"With just my imagination, I create a speculation," sings J.M. Barrie, the writer of the immortal Peter Pan to his four young friends. The friends, of course, are the Llewelyn Davies boys that Barrie (Matthew Morrison), an acclaimed playwright, met in Kensington Park at the turn of the 20th century.
That fated meeting, and their subsequent friendship, was the inspiration for his children's classic and the impetus behind the charming Broadway musical Finding Neverland, now at the Lunt-Fontanne.
Neverland is a traditional musical blessed with moments of magic. That's thanks to Morrison, who, as the imaginative Mr. Barrie, carries the show from start to finish. (And who counts numerous Glee fans in the audience.)
Based on the film and the play The Man Who Was Peter Pan, the musical owes much to Scott Pask's excellent set design, Kenneth Posner's lighting, Suttirat Anne Larlarb's costumes and John Driscoll's evocative projections, which recreate a fantastical London, circa 1904.
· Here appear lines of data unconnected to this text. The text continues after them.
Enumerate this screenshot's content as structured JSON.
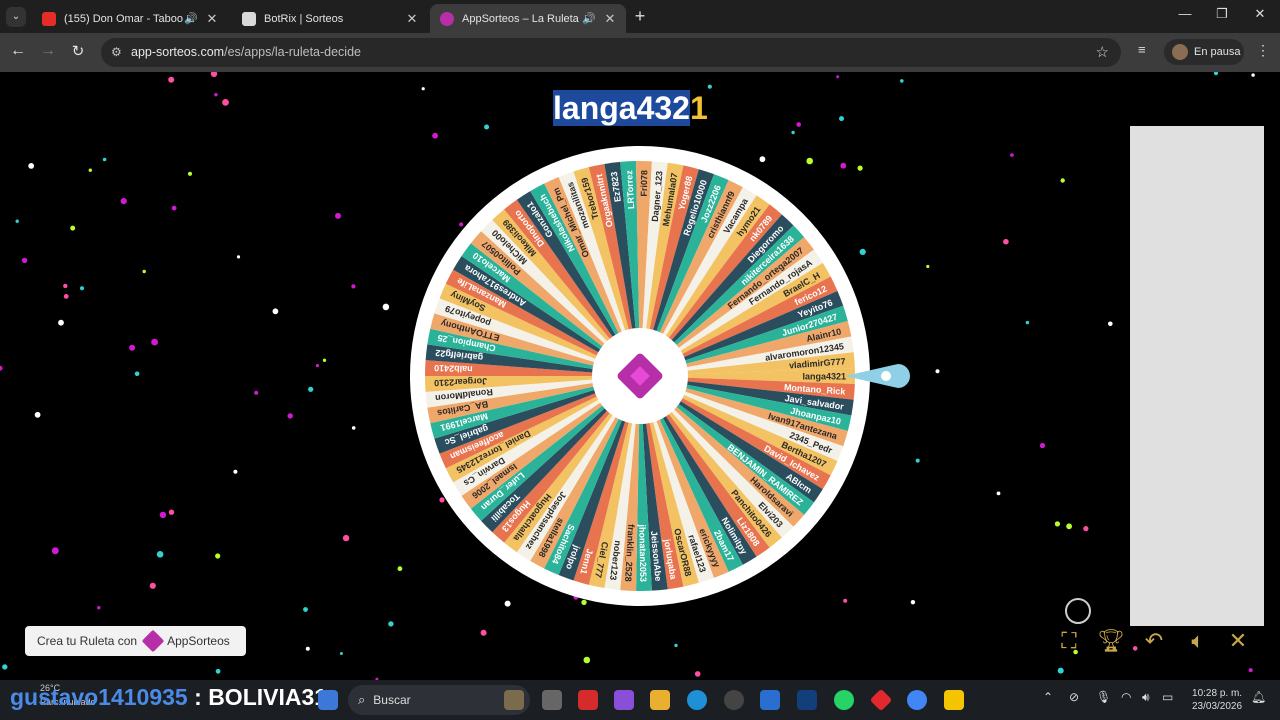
{
  "browser": {
    "tabs": [
      {
        "title": "(155) Don Omar - Taboo - Y",
        "favicon_color": "#e52d27",
        "active": false
      },
      {
        "title": "BotRix | Sorteos",
        "favicon_color": "#dddddd",
        "active": false
      },
      {
        "title": "AppSorteos – La Ruleta de",
        "favicon_color": "#b72fa8",
        "active": true
      }
    ],
    "url_host": "app-sorteos.com",
    "url_path": "/es/apps/la-ruleta-decide",
    "profile_label": "En pausa"
  },
  "wheel": {
    "winner_highlighted": "langa432",
    "winner_rest": "1",
    "entries": [
      "langa4321",
      "Montano_Rick",
      "Javi_salvador",
      "Jhoanpaz10",
      "Ivan917antezana",
      "2345_Pedr",
      "Bertha1207",
      "David_Ichavez",
      "ABIcm",
      "BENJAMIN_RAMIREZ",
      "Haroldsaravi",
      "Elvi203",
      "Panchito0426",
      "Liz1808",
      "Nolimitpy",
      "2bam17",
      "erickyyyy",
      "rafael123",
      "OscarOR88",
      "jorluqaba",
      "JeissonAbe",
      "jhonatan2053",
      "franklin_2528",
      "nober123",
      "Ciel_777",
      "Jenn1",
      "jrolpo",
      "Sachito84",
      "stella1998",
      "Josephsanchez",
      "Hugoatchalla",
      "Hugos13",
      "Tocabilli",
      "Lufer_Duran",
      "Ismael_2006",
      "Darwin_Cs",
      "Daniel_torrez12345",
      "acoffeeisman",
      "gabriel_Sc",
      "Marcel1991",
      "BA_Carlitos",
      "RonaldMoron",
      "Jorgear2310",
      "nalb2410",
      "gabrielfg22",
      "Champion_25",
      "ETTOAnthony",
      "popeyito79",
      "SoyMiny",
      "ManzanaLife",
      "Andres917ahora",
      "Marcelo10",
      "Pollito0507",
      "MiChelo00",
      "Mikeoli389",
      "Dinoporto",
      "Gonzalo1",
      "Nikolashebuch",
      "Omar_Michel_Pm",
      "mozanilitas",
      "Trebor159",
      "Orgaaknnitrt",
      "Ez7823",
      "LRTorrez",
      "Fri078",
      "Dagner_123",
      "Mehumala07",
      "Yoger88",
      "Rogelio10000",
      "Jozz2206",
      "cristhiannf9",
      "Vacampa",
      "hymo21",
      "nk0789",
      "Diegoromo",
      "nikiterceira1638",
      "Fernando_ortega2007",
      "Fernando_rojasA",
      "BraelC_H",
      "ferico12",
      "Yeyito76",
      "Junior270427",
      "Alainr10",
      "alvaromoron12345",
      "vladimirG777"
    ],
    "colors": [
      "#f3c262",
      "#e8734f",
      "#2a4e5e",
      "#2bb39a",
      "#f0a86a",
      "#f4f1e8"
    ]
  },
  "sidebar_ad": {},
  "promo": {
    "prefix": "Crea tu Ruleta con",
    "brand": "AppSorteos"
  },
  "controls": [
    "fullscreen-icon",
    "trophy-icon",
    "undo-icon",
    "volume-icon",
    "close-icon"
  ],
  "taskbar": {
    "weather_temp": "26°C",
    "weather_desc": "Parc. nublado",
    "overlay_user": "gustavo1410935",
    "overlay_sep": " : ",
    "overlay_msg": "BOLIVIA31",
    "search_placeholder": "Buscar",
    "time": "10:28 p. m.",
    "date": "23/03/2026"
  }
}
The production opens with Barrie's latest West End play; he's famous, but has hit a creative impasse, which he explains to his producer Charles Frohman (well-cast Kelsey Grammer). Barrie is equally bored with the society his frivolous wife (Teal Wicks) covets. So he takes refuge in the Davies boys -- one is named Peter -- and their widowed mother Sylvia, an unconventional Edwardian willing to indulge her children's high spirits. Sylvia (a delightful Laura Michelle Kelly) also catches Barrie's eye -- she seems to be the impetus for both Tinker Bell and Wendy.
Romance aside, Neverland recreates all the elements -- Peter, villain, hook, clock and dog -- that will figure prominently in Peter Pan. Barrie has a gift for finding the extraordinary in the ordinary; while his longing for a place where boys never grow up, based on the death of his 14-year-old brother David, strikes a universal chord.
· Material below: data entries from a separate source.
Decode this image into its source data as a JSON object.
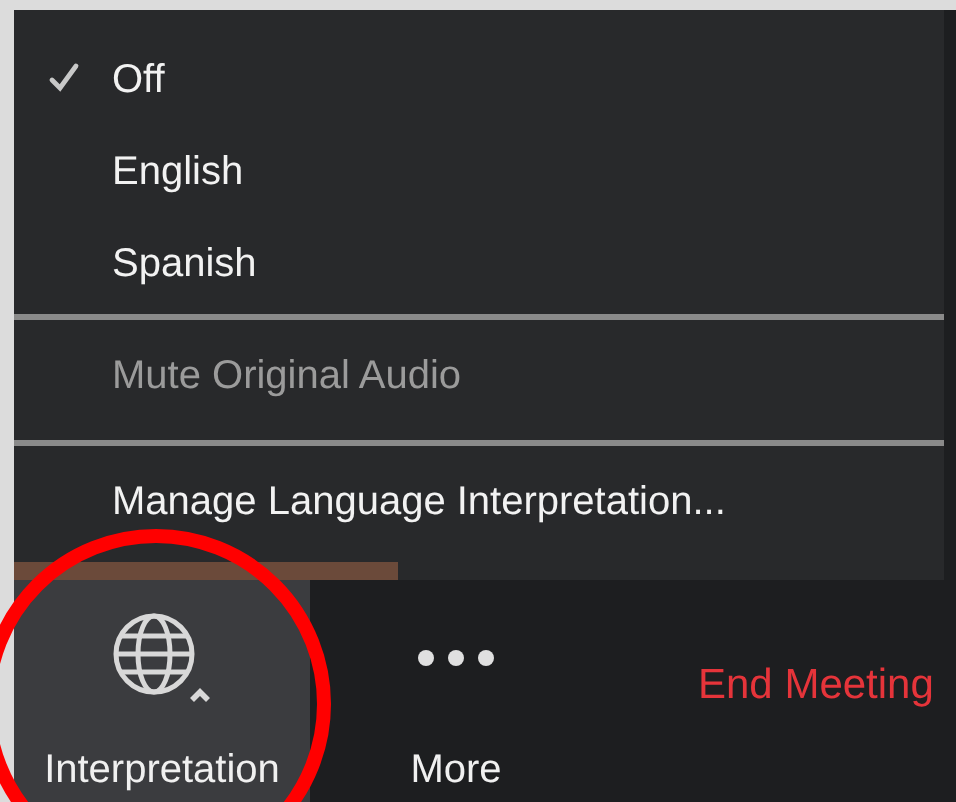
{
  "menu": {
    "languages": [
      {
        "label": "Off",
        "selected": true
      },
      {
        "label": "English",
        "selected": false
      },
      {
        "label": "Spanish",
        "selected": false
      }
    ],
    "actions": [
      {
        "label": "Mute Original Audio",
        "disabled": true
      },
      {
        "label": "Manage Language Interpretation...",
        "disabled": false
      }
    ]
  },
  "toolbar": {
    "buttons": [
      {
        "label": "Interpretation",
        "kind": "globe",
        "highlighted": true
      },
      {
        "label": "More",
        "kind": "more",
        "highlighted": false
      }
    ],
    "end_button": "End Meeting"
  }
}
Songs "Circus of Your Mind" highlights Barrie's imagination; "Believe" convinces the boys to see beyond convention; Grammer pulls out all the stops in "Live by the Hook"; and "Stronger," a rousing pirate song which closes the first act, are memorable. However, the rest of the score, mostly pop melodies, are indistinguishable from each other.
There is joy and sorrow in Neverland, and both are sentimentally portrayed.
A second quibble in an otherwise crowd-pleasing effort: director Diane Paulus' uneven pacing. The first act is a bit slow, but builds to an impressive climax, act two is much the same, but also builds to a poignant end.
Finding Neverland isn't as high-flying as Peter Pan, but it does offer a touching and entertaining look at what happens when we let our hearts and minds soar above the crowd.
Conversely, The Belle of Belfast, the latest Irish Rep production at DR2, is what happens to people when violence, despair and alcoholism overrun a city. It is Belfast 1985, the paramilitary organizations Ulster loyalists (Protestants) and the IRA (Catholics) are engaged in an ongoing battle. And the consequences for Belfast's citizenry are devastating -- especially to Anne Malloy (a spot-on Kate Lydic), a teenager wrapped in anger and hopelessness.
Her Catholic parents, blown up in a restaurant, are deemed heroes and martyrs. But all the 17-year-old can see is loneliness and "fecking" disappointment. She lives with a loopy aunt (Patricia Conolly), eager to find sin in the smallest detail. All that sustains her is friend Ciara (Arielle Hoffman) and talks with the local priest, Ben Reilly (Hamish Allan-Headley).
Reilly is a man torn between his devotion to the Church and earthly desires. He shares the priests' house with the older, alcoholic Father Behan (Billy Meleady), who dreams of going to Donegal and escaping the horrors of Belfast.
Escape is top of mind to Anne, too. The spirited teen's rebellious streak can't hide her pain or frustrations at Belfast's limitations. And it's her irreverence and brashness, thanks to Lydic's layered performance, that makes her a compelling character.
But that can't completely save The Belle of Belfast, directed by Claudia Weill, who gets terrific performances from her cast, particularly Lydic and Conolly. Author Nate Rufus Edelman deals with intense issues, but the play doesn't go deep enough. He's adept at creating a sympathetic study of individuals caught in circumstances beyond their control, but Belle feels more like an hour-long teleplay than a fully realized theatrical effort.